Not much noise reduction. After 50 kph, tires are louder than engines anyways.

Sure there are the occasional busted/"tuned" exhaust comes out very loud, but the majority of the din is just wheels on the road.

[–] spacesatan@leminal.space 1 points 10 hours ago

My experience living 1 block away from an interstate in Denver was that 95% of the time you barely notice the highway. The 5% of the time is exhaust noise and subwoofers.

[–] SpaceScotsman@startrek.website 5 points 18 hours ago

While this is true, cars of any kind shouldn't be going faster than 50k in a town/city anyway

[–] nuko147@lemmy.world 1 points 16 hours ago

Yeah even the air they push makes more noise. Electric buses are another story though.

[–] freebee@sh.itjust.works 6 points 23 hours ago

It embeds the existing dominant individual, resource-wasting mode of transport even deeper into the culture (and urban planning). That makes it a negative for urban environments. Bit different story in very sparsely populated areas.

[–] jtrek@startrek.website 15 points 1 day ago (3 children)

Is it? I think if you include opportunity cost and "well i switched to an electric car now i falsely believe the problem is solved", not so much.

It's just easier, in some ways, because it's a smaller change.

Net positives mean something, though. We want a 10/10 solution, but saying an achievable 6/10 is the same as no change at all is exactly what the people who oppose us want us to think. That if we can’t get rid of every car on the road, we might as well have done nothing. That’s terrible! Of course we can make things incrementally better!

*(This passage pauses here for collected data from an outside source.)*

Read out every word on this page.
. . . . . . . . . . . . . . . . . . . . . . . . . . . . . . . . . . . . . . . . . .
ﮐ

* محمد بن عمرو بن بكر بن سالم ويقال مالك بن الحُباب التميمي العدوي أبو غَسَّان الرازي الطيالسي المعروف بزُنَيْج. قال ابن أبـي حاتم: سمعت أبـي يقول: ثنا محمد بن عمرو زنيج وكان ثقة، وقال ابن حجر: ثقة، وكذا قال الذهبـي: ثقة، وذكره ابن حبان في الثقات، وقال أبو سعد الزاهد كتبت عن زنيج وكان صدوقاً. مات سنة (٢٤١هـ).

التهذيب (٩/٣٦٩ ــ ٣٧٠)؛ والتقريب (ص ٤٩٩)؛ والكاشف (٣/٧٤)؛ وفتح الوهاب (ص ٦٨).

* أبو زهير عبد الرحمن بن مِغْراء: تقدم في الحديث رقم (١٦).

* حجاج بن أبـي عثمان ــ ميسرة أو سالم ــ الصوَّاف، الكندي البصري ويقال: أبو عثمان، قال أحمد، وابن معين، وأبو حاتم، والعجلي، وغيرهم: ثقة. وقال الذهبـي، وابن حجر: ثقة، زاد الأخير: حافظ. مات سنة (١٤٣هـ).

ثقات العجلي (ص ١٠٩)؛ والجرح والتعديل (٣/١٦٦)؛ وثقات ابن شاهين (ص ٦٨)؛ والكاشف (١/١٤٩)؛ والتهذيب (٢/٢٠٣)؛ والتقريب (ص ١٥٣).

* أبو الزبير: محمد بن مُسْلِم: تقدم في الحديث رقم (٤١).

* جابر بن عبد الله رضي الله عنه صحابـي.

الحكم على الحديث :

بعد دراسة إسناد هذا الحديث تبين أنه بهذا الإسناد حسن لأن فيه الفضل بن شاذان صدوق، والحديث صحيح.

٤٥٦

We all want cars to generally go away from what should be walkable areas. Replace them with public transit and bikes and just walking. That kind of culture shift is going to take generations. Less smog and carbon dioxide being spewed into the air is a good thing. (Provided the trend towards solar and wind power continues.)

[–] AA5B@lemmy.world 1 points 18 hours ago

It’s easier because I can make the decision myself and I can do it without much planning or coordination. I replace my car periodically anyway, so there may be no real difference (in my case my ice car was nine years old and I needed something for my teens to use, so an EV was the logical choice)

Modifying a city for walkability takes many years, decades, even assuming everyone else agrees, politicians are supportive, and there is some sort of budget. We can’t afford to just wait for the ideal solution

[–] JoshuaFalken@lemmy.world 2 points 1 day ago (1 children)

Assuming people get electric vehicles when their combustion cars reach end of life and not just trading in a four year old SUV for its electric variant, the I think it is.

Ignoring the ideal wherein privately owned vehicles decrease over time, of course. Continued development of EVs will be a benefit in terms of battery technology and motor efficiency, among other things.

[–] freebee@sh.itjust.works 7 points 23 hours ago (1 children)

The efficiency of an EV SUV will never be anywhere near the efficiency of an (electric) bicycle. Motor and battery efficiency also improves for bicycles. The bicycle will always need only a fraction of the resources, in materials, electricity and occupied space.

[–] JoshuaFalken@lemmy.world 4 points 18 hours ago

Yes I agree. I didn't imply an SUV is somehow better than a few bikes. My comment wasn't an argument for cars nor continuing car dependancy, only touching on a benefit from their manufacture - negatives often do have silver linings.

In a non car dependant future, I'd still expect the buses and ambulances and whatnot else to be electric.